Hey there,
So Buracon is in the plant based meat industry. One of the problems here with BU and actually everyone in the space, is the fact that they were bid up to unsustainable levels. They were bound for a meaningful pullback. It is important to note that this doesn't make them bad companies, just bad stocks - at least in the short term. Let's take a look at BU as an example.
Buracon has a portfolio of patents, it is a true innovator in the space. That is the good thing. The bad thing - it has no proven business model. At its peak earlier this year, investors were paying just over $600M dollar for a company that has generated less than a million dollar in sales. That is just not justifiable - at least in my opinion. In the small cap space, FOMO reigns supreme and investors lose all sight of fundamentals. This is not to say Buracon won't ultimate be successful - i can very well be. However, to justify such a valuation, it would need to post at least $50M in sales and it is nowhere near that.
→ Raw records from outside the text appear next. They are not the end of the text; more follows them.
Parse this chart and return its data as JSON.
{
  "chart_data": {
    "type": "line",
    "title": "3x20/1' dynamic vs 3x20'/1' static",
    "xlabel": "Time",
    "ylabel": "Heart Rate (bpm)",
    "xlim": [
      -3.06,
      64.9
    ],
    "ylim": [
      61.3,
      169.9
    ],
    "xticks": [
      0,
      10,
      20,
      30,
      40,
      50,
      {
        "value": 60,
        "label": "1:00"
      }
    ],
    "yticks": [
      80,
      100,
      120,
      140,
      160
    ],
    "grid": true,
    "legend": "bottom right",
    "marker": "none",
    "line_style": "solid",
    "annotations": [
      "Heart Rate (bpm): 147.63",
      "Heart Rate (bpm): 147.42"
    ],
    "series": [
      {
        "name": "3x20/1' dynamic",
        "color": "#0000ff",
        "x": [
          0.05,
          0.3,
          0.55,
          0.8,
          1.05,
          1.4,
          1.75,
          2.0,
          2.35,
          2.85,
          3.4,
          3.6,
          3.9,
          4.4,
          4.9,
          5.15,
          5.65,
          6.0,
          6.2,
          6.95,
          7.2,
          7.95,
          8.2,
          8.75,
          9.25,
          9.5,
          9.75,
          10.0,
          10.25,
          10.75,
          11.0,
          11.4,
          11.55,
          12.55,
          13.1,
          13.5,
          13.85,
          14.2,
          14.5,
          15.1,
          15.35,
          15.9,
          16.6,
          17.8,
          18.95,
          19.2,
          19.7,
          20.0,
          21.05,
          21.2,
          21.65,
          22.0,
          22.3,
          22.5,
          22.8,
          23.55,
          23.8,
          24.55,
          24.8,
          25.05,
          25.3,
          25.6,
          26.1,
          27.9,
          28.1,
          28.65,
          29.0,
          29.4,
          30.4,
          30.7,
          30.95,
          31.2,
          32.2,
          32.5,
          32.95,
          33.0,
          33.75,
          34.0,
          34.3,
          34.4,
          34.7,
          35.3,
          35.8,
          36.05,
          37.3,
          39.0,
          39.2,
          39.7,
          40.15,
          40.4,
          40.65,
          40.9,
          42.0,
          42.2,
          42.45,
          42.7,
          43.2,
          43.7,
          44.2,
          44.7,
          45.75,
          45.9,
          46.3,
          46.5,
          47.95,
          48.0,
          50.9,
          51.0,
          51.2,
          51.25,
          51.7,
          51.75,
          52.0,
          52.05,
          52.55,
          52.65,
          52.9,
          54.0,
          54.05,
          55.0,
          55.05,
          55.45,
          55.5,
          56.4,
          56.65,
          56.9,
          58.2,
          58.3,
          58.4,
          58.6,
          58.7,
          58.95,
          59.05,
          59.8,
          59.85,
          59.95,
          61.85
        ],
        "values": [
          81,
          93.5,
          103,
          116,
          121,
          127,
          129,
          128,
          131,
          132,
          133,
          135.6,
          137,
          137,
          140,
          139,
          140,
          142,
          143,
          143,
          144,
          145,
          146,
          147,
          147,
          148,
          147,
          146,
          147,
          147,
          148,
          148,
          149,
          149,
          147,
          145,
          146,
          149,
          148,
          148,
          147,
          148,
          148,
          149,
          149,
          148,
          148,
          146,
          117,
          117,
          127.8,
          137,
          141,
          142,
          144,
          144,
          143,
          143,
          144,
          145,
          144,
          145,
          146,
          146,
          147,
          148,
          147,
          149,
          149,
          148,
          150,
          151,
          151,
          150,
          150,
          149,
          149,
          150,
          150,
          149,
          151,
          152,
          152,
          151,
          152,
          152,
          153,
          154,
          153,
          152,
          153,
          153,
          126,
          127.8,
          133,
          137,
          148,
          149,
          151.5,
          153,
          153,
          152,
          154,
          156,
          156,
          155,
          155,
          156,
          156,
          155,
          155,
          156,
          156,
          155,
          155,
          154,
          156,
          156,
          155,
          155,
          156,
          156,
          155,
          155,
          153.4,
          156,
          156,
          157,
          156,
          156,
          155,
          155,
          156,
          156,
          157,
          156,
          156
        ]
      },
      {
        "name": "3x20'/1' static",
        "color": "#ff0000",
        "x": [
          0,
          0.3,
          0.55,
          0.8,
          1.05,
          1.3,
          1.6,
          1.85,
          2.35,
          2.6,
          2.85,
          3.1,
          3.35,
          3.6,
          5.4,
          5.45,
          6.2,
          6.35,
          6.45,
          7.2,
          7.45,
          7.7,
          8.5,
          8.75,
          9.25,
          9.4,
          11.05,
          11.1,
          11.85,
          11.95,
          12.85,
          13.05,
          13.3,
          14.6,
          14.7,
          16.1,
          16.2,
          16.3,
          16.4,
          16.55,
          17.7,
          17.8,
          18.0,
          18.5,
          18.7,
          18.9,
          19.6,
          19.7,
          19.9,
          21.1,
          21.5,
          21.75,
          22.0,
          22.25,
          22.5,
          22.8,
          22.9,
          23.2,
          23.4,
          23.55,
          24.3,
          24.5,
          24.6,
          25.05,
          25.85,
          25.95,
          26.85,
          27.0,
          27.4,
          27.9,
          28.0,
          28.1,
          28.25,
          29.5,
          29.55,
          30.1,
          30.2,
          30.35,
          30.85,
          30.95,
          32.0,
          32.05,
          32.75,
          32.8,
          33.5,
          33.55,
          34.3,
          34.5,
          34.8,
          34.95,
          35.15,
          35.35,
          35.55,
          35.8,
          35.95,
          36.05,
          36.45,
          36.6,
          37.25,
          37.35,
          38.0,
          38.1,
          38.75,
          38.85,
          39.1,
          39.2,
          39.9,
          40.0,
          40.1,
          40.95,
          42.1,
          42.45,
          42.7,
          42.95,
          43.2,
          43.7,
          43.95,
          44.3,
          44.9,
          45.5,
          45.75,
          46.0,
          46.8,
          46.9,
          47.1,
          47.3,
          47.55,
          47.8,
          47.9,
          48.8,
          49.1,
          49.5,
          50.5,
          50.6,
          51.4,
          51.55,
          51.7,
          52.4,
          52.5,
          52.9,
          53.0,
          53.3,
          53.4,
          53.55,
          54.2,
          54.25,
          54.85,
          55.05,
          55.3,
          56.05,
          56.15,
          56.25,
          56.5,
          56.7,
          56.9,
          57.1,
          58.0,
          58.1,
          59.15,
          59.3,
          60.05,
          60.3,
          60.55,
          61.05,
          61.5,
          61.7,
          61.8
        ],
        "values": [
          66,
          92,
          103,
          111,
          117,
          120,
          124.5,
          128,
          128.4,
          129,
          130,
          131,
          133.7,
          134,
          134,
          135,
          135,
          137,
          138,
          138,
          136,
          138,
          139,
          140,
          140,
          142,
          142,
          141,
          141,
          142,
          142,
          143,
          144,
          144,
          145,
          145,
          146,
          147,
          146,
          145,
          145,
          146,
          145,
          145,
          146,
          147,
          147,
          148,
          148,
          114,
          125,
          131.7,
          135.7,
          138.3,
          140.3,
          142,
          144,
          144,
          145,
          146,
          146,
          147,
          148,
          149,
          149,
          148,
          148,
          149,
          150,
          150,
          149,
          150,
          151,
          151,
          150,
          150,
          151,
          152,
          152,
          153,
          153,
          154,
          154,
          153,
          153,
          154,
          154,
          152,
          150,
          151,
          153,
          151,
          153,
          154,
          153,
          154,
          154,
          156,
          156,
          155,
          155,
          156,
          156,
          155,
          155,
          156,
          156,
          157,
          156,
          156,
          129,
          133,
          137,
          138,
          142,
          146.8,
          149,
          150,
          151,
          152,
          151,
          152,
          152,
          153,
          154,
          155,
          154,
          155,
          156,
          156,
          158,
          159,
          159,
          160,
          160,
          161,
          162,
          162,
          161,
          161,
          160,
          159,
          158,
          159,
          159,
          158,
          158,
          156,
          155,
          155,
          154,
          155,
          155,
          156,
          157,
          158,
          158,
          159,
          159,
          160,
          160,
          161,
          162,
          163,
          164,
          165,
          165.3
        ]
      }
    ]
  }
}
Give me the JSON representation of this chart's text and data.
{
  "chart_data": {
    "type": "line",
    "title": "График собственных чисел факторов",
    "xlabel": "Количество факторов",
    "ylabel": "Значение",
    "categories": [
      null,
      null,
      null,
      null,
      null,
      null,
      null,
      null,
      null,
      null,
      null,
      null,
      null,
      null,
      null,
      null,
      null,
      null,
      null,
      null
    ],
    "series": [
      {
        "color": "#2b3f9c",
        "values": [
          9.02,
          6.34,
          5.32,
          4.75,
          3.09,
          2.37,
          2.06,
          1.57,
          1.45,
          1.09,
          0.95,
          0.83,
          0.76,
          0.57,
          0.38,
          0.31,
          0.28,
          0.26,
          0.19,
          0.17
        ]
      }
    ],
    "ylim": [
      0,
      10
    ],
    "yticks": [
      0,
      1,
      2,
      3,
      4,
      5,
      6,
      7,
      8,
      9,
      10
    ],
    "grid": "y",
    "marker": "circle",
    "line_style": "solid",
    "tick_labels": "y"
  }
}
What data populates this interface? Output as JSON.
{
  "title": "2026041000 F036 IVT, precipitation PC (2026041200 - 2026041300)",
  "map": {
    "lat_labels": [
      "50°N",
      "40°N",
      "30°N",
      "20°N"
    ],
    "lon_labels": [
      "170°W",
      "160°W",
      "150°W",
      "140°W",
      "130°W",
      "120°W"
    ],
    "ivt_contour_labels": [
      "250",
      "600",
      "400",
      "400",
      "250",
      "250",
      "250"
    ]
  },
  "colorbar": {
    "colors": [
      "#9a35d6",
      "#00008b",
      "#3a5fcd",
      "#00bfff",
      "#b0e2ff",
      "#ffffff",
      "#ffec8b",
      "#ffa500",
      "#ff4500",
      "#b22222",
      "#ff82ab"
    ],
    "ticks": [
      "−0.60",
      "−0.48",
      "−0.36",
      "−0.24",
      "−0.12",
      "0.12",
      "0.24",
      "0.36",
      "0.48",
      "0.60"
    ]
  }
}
It is akin to early stage bio-tech investing.
Once again, not saying this a is a bad company. In fact, I really like what they are doing and their products do have potential. But at today's price, would I pay $187M for a company on potential only? Hard to digest. For me at least. I'd like to see a little more in terms of hard numbers (revenue) before I jump in. It's actually why I actively avoid early stage biotech as well - its a crapshoot most of the time.
Not sure if this answers your question - but bottom line is how much are you willing to pay to get in early on a company's revenue potential? My risk tolerance is usually waiting for some real revenue generation or at the very least, some insight form the company as to expected revenue targets in light of recent or upcoming commercialization.